Le premier filtre, celui qui élimine la majorité des projets, c’est le montant des fonds propres. En Suisse, il faut apporter au minimum 20 % du prix d’achat pour une résidence principale. Ce n’est pas négociable.

Ce seuil paraît simple, mais il cache une subtilité. Une partie de ces 20 % doit provenir de liquidités ou d’avoirs hors caisse de pension (au moins 10 % du prix). Le solde peut venir du deuxième pilier (LPP), mais pas la totalité.

Capacité d’emprunt : la règle du tiers

Les banques suisses appliquent un calcul strict. Les charges liées au logement (intérêts hypothécaires calculés à un taux théorique, amortissement du deuxième rang et frais d’entretien) ne doivent pas dépasser un tiers du revenu brut du ménage. Ce taux théorique est souvent fixé autour de 5 %, bien au-dessus des taux réels du marché.

Un revenu élevé ne suffit pas si les fonds propres manquent, et inversement. Les deux conditions doivent être remplies simultanément. Beaucoup d’acquéreurs découvrent cette double contrainte trop tard.

Recherche de bien immobilier : cibler avant de visiter

Les portails comme immobilier.ch concentrent la majorité des annonces en Suisse romande. Vous y trouverez les biens à Genève, Lausanne, Fribourg ou Neuchâtel avec des filtres par prix, surface et nombre de pièces.

Pourquoi ne pas commencer par les visites tout de suite ? Parce que le marché est tendu. Les prix des maisons ont continué à progresser en 2025-2026, et les biens bien situés partent en quelques jours. Visiter sans avoir bouclé le volet financier revient à perdre du temps.

Trois critères à verrouiller avant la première visite

Confirmez votre capacité d’emprunt auprès d’une banque ou d’un courtier. Obtenez une attestation de financement provisoire.

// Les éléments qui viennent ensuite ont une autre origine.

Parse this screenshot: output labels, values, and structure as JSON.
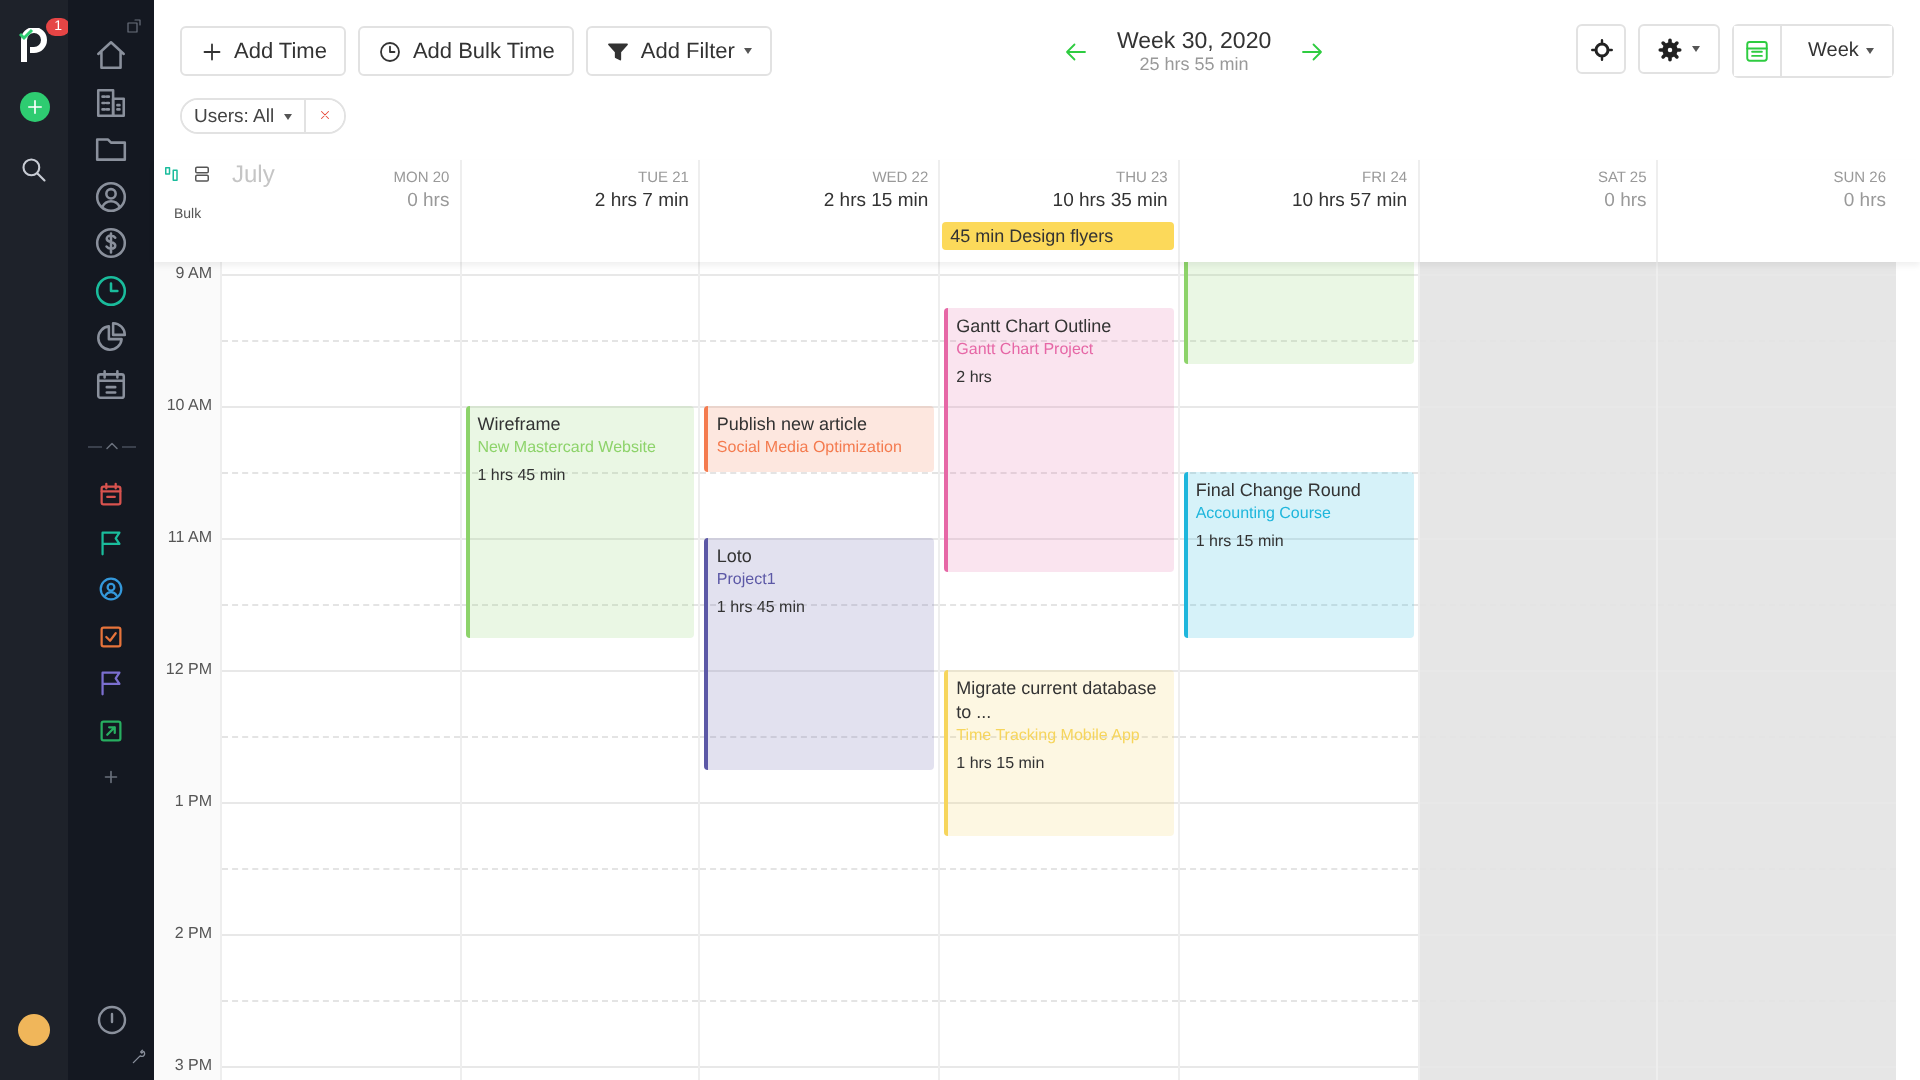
{
  "sidebar": {
    "notification_count": "1",
    "nav_items": [
      {
        "selected": false
      },
      {
        "selected": false
      },
      {
        "selected": false
      },
      {
        "selected": false
      },
      {
        "selected": false
      },
      {
        "selected": true
      },
      {
        "selected": false
      },
      {
        "selected": false
      }
    ],
    "project_items": [
      {
        "color": "#d9534f"
      },
      {
        "color": "#1abc9c"
      },
      {
        "color": "#3498db"
      },
      {
        "color": "#e8743b"
      },
      {
        "color": "#7b6fd0"
      },
      {
        "color": "#27ae60"
      }
    ]
  },
  "toolbar": {
    "buttons": [
      "Add Time",
      "Add Bulk Time",
      "Add Filter"
    ],
    "week_title": "Week 30, 2020",
    "week_total": "25 hrs 55 min",
    "view": "Week"
  },
  "filter_chip": {
    "label": "Users: All"
  },
  "calendar": {
    "month": "July",
    "bulk_label": "Bulk",
    "hours": [
      "9 AM",
      "10 AM",
      "11 AM",
      "12 PM",
      "1 PM",
      "2 PM",
      "3 PM"
    ],
    "days": [
      {
        "label": "MON 20",
        "total": "0 hrs",
        "logged": false,
        "weekend": false
      },
      {
        "label": "TUE 21",
        "total": "2 hrs 7 min",
        "logged": true,
        "weekend": false,
        "entries": [
          {
            "title": "Wireframe",
            "project": "New Mastercard Website",
            "duration": "1 hrs 45 min",
            "color": "#8dd36a"
          }
        ]
      },
      {
        "label": "WED 22",
        "total": "2 hrs 15 min",
        "logged": true,
        "weekend": false,
        "entries": [
          {
            "title": "Publish new article",
            "project": "Social Media Optimization",
            "color": "#f47b4f"
          },
          {
            "title": "Loto",
            "project": "Project1",
            "duration": "1 hrs 45 min",
            "color": "#5c58a6"
          }
        ]
      },
      {
        "label": "THU 23",
        "total": "10 hrs 35 min",
        "logged": true,
        "weekend": false,
        "all_day": [
          "45 min Design flyers"
        ],
        "entries": [
          {
            "title": "Gantt Chart Outline",
            "project": "Gantt Chart Project",
            "duration": "2 hrs",
            "color": "#e667a6"
          },
          {
            "title": "Migrate current database to ...",
            "project": "Time Tracking Mobile App",
            "duration": "1 hrs 15 min",
            "color": "#f6d55c"
          }
        ]
      },
      {
        "label": "FRI 24",
        "total": "10 hrs 57 min",
        "logged": true,
        "weekend": false,
        "entries": [
          {
            "color": "#8dd36a"
          },
          {
            "title": "Final Change Round",
            "project": "Accounting Course",
            "duration": "1 hrs 15 min",
            "color": "#1eb6dc"
          }
        ]
      },
      {
        "label": "SAT 25",
        "total": "0 hrs",
        "logged": false,
        "weekend": true
      },
      {
        "label": "SUN 26",
        "total": "0 hrs",
        "logged": false,
        "weekend": true
      }
    ]
  }
}
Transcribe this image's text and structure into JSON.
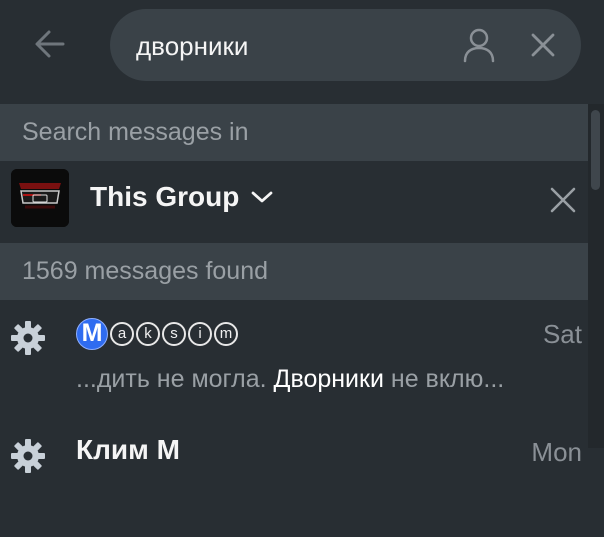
{
  "search": {
    "query": "дворники"
  },
  "sections": {
    "search_in_label": "Search messages in",
    "found_label": "1569 messages found"
  },
  "group": {
    "name": "This Group"
  },
  "results": [
    {
      "title_badge": "M",
      "title_letters": [
        "a",
        "k",
        "s",
        "i",
        "m"
      ],
      "date": "Sat",
      "snippet_before": "...дить не могла. ",
      "snippet_match": "Дворники",
      "snippet_after": " не вклю..."
    },
    {
      "title": "Клим М",
      "date": "Mon"
    }
  ],
  "colors": {
    "background": "#282e33",
    "section_bg": "#3a4248",
    "badge_blue": "#2f6cf0"
  }
}
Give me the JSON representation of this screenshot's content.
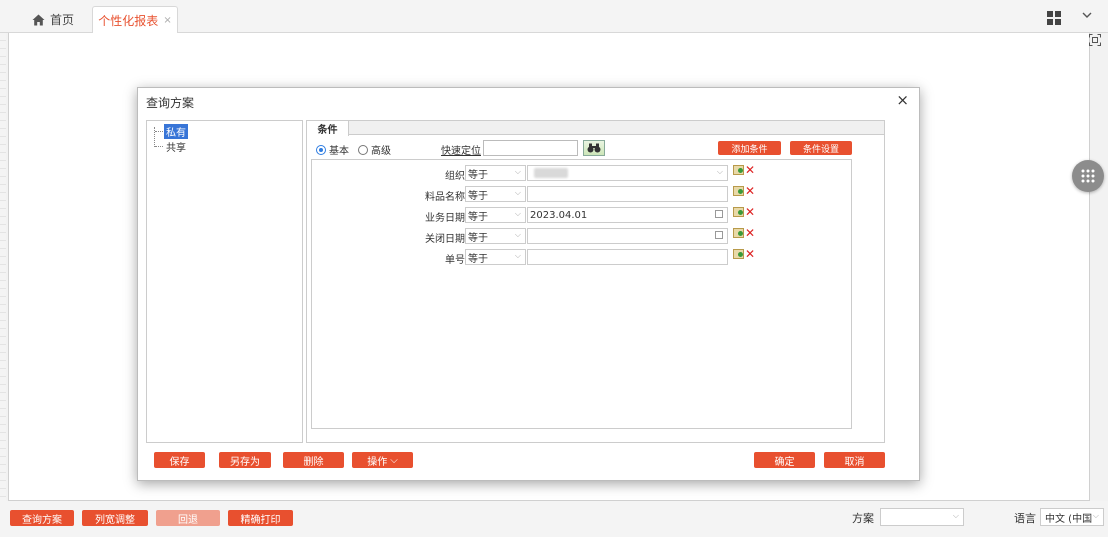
{
  "tabs": {
    "home_label": "首页",
    "active_label": "个性化报表",
    "active_close": "×"
  },
  "dialog": {
    "title": "查询方案",
    "close": "×",
    "tree": {
      "items": [
        {
          "label": "私有",
          "selected": true
        },
        {
          "label": "共享",
          "selected": false
        }
      ]
    },
    "conditions": {
      "tab_label": "条件",
      "mode_basic": "基本",
      "mode_advanced": "高级",
      "quick_locate_label": "快速定位",
      "quick_locate_value": "",
      "add_condition_label": "添加条件",
      "condition_settings_label": "条件设置",
      "rows": [
        {
          "field": "组织",
          "operator": "等于",
          "value": "",
          "kind": "select-blurred"
        },
        {
          "field": "料品名称",
          "operator": "等于",
          "value": "",
          "kind": "text"
        },
        {
          "field": "业务日期",
          "operator": "等于",
          "value": "2023.04.01",
          "kind": "date"
        },
        {
          "field": "关闭日期",
          "operator": "等于",
          "value": "",
          "kind": "date"
        },
        {
          "field": "单号",
          "operator": "等于",
          "value": "",
          "kind": "text"
        }
      ]
    },
    "buttons": {
      "save": "保存",
      "save_as": "另存为",
      "delete": "删除",
      "operate": "操作",
      "operate_caret": "⌵",
      "confirm": "确定",
      "cancel": "取消"
    }
  },
  "bottom": {
    "query_plan": "查询方案",
    "col_width": "列宽调整",
    "back": "回退",
    "precise_print": "精确打印",
    "plan_label": "方案",
    "plan_value": "",
    "lang_label": "语言",
    "lang_value": "中文 (中国"
  },
  "colors": {
    "accent": "#e8502f",
    "accent_disabled": "#f0a08e",
    "selection": "#3875d7",
    "radio": "#2f7de1"
  }
}
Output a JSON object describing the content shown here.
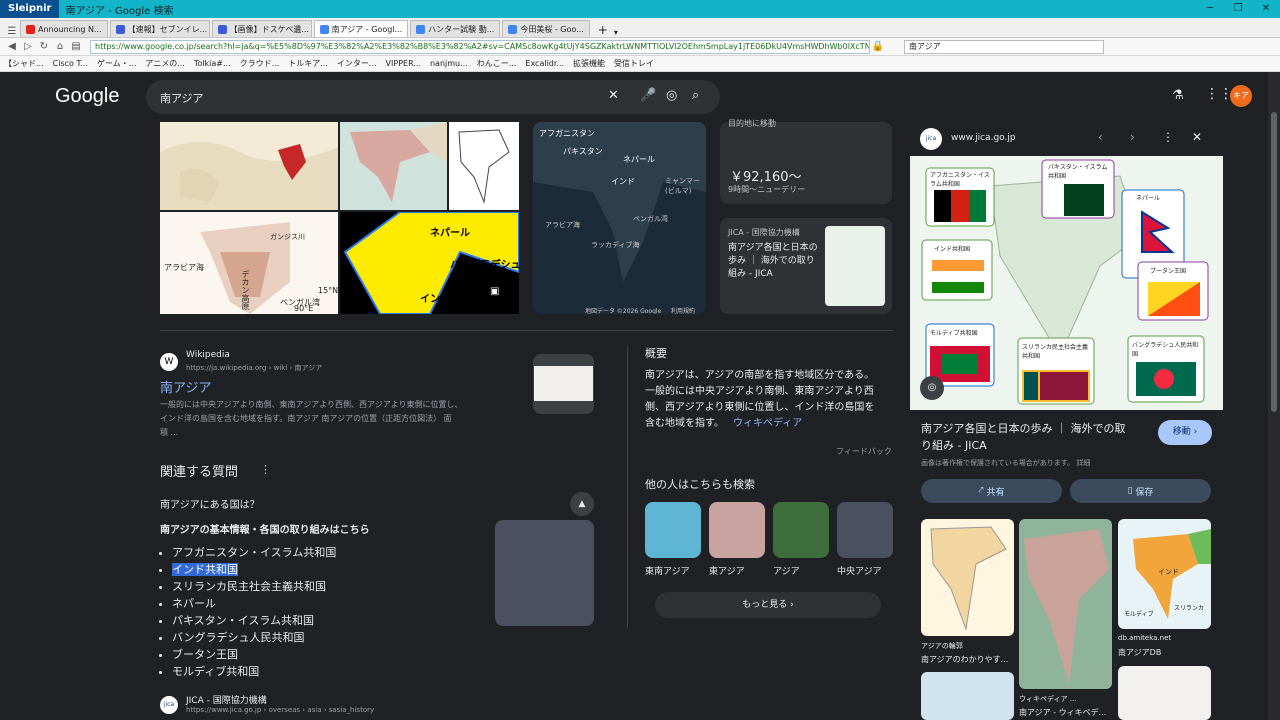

Définissez une zone géographique réaliste par rapport à votre budget, pas l’inverse.

La différence de prix entre deux communes voisines peut être spectaculaire. En arc lémanique, s’éloigner de quelques kilomètres de Lausanne ou Genève modifie considérablement le prix au mètre carré.

Homme consultant une annonce immobilière sur smartphone depuis un balcon avec vue sur le lac Léman à Lausanne

Achat immobilier en Suisse : le passage chez le notaire

Contrairement à la France, le notaire en Suisse est choisi par l’acheteur dans la plupart des cantons romands. Son rôle va au-delà de la simple authentification : il vérifie le registre foncier, les servitudes, les éventuelles hypothèques existantes et rédige l’acte de vente.

Les frais de notaire varient selon les cantons. À Genève, ils sont parmi les plus élevés de Suisse romande. Dans le canton de Vaud, le barème est différent. Il faut intégrer ces frais dans le budget global dès le départ, car ils s’ajoutent aux fonds propres exigés par la banque.

Délai entre la promesse et l’acte définitif

Le processus est généralement plus rapide qu’en France. Une fois l’accord trouvé, la signature de l’acte authentique peut intervenir en quelques semaines. Mais si vous financez avec le deuxième pilier, le déblocage des fonds ajoute un délai supplémentaire qu’il faut anticiper.

Un dernier point souvent négligé : l’impôt sur les gains immobiliers s’applique à la revente, et son taux diminue avec la durée de détention. Acheter un bien en Suisse romande, c’est aussi penser à la sortie dès l’entrée.